The reasoning of the Roth case, supra, applies with equal force to an amendment made after a mistrial as well as before. (3) An amendment at either stage of the proceedings cannot be made if it prejudices the substantial rights of the defendant, and at both times his substantial right to a trial on a charge of which he had due notice is preserved by the section itself.
(4) Appellant contends that by giving the district attorney the right to add additional counts after a mistrial, the constitutional rights of the defendant to testify or refuse to testify at his trial is circumscribed as are his Miranda rights; this by reason of the fact that what he says in his defense at the first trial may be used as the basis for an added count in another trial. But the same argument could be made where the defendant was considering the advisability of testifying in his own behalf at a preliminary examination before a magistrate; if his testimony reveals offenses other than those set forth in the complaint, they may be included in the information. Furthermore, the defendant loses no real rights because, even if the court were to disallow an amendment after a mistrial, the district attorney could file a new information setting forth the additional counts.

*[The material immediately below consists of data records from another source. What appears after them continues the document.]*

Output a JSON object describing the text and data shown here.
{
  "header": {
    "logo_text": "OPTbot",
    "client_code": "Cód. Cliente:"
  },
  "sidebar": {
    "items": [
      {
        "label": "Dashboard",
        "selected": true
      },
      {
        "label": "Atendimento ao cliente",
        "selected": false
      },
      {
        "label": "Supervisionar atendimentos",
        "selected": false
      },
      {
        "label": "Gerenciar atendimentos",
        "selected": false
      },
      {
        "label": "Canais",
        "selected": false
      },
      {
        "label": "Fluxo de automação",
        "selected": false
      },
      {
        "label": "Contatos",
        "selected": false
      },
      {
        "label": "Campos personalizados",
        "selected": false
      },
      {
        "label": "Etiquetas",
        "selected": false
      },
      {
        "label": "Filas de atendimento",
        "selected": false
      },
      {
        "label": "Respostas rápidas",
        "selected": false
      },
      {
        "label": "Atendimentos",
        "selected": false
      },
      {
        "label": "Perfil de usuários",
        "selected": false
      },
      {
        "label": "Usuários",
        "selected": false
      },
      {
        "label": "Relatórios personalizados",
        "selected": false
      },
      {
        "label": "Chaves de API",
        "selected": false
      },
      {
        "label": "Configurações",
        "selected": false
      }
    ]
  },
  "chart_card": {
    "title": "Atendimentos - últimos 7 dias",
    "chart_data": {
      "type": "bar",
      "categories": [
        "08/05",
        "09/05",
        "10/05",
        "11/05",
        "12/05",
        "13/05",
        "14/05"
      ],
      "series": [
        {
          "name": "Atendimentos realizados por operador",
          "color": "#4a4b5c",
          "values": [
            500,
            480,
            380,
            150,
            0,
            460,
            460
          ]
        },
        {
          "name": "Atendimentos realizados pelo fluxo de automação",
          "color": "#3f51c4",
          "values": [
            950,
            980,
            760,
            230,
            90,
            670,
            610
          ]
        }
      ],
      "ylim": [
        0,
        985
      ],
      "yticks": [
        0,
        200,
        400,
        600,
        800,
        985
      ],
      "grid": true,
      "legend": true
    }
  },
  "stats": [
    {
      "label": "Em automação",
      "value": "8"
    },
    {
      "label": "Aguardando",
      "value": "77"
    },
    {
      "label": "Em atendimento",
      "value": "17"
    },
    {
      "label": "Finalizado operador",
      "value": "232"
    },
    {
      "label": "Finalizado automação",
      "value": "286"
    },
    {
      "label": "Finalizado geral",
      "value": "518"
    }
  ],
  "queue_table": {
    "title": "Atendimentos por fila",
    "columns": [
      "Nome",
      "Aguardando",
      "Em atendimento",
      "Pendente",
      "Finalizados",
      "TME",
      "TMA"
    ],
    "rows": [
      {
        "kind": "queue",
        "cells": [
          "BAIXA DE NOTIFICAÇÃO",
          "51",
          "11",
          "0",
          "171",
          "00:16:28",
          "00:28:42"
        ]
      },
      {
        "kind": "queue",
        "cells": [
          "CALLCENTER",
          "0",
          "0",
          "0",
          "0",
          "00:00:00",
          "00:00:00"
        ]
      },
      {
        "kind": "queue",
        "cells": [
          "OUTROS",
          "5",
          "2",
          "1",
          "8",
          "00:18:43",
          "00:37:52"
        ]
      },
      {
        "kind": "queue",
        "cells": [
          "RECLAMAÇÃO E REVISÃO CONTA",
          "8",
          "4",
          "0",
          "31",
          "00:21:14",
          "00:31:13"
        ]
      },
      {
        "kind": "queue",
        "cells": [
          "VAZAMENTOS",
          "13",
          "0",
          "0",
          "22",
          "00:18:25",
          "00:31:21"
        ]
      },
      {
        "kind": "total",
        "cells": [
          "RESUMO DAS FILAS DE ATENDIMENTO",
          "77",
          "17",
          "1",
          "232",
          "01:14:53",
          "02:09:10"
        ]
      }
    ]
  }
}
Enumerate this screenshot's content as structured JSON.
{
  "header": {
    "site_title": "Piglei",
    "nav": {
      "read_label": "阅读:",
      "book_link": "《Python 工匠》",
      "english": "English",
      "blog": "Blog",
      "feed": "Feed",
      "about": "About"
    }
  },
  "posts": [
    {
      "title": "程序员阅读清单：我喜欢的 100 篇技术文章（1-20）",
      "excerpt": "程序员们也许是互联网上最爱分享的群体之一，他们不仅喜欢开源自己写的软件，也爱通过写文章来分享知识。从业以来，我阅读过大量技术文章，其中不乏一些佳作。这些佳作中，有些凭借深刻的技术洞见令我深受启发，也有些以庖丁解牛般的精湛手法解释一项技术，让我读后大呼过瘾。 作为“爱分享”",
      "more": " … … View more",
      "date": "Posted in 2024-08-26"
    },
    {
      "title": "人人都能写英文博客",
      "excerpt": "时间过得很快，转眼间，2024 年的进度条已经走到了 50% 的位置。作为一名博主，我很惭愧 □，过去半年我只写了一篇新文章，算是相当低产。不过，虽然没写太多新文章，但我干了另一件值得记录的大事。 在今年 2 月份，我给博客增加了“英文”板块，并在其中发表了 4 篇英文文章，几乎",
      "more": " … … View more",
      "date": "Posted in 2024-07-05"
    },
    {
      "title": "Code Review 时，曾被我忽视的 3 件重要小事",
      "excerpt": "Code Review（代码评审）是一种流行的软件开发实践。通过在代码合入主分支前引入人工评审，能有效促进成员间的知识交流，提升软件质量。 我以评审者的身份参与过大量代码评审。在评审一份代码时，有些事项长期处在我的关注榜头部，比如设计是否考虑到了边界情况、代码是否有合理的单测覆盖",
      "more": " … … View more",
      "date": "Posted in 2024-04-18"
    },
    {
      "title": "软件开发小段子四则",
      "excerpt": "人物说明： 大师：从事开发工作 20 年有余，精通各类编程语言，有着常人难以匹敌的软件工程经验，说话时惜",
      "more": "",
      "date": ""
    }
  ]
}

Appellant also argues that the right of the district attorney to add counts after a mistrial is a "limitless privilege" which gives rise to an opportunity to harass or vex the defendant with successive amendments. (5) However, the discretion of the trial court to disallow such amendments protects the defendant against such unfair proffered amendments; a failure to protect against such harassing amendments would be an abuse of discretion.
(6) "When there has been a failure of trial by disagreement of the jury, the status is the same as if there had been no trial." ( People v. Messerly, 46 Cal.App.2d 718, 721 [ 116 P.2d 781]; People v. Crooms, 66 Cal.App.2d 491, 499 [ 152 P.2d 533].) Thus, after a mistrial, the right of the district attorney to amend is the same as at any other time after plea or demurrer sustained. (1b) There being no contention here (1) that the added count was not shown by the evidence taken at the preliminary hearing, or (2) that the defendant was deprived of a reasonable postponement to his substantial prejudice, or (3) that the trial court abused its discretion in permitting the amendment to the information, the judgment based upon the added count is affirmed.
Stone, P.J., and Gargano, J., concurred.
Appellant's petition for a hearing by the Supreme Court was denied March 31, 1971.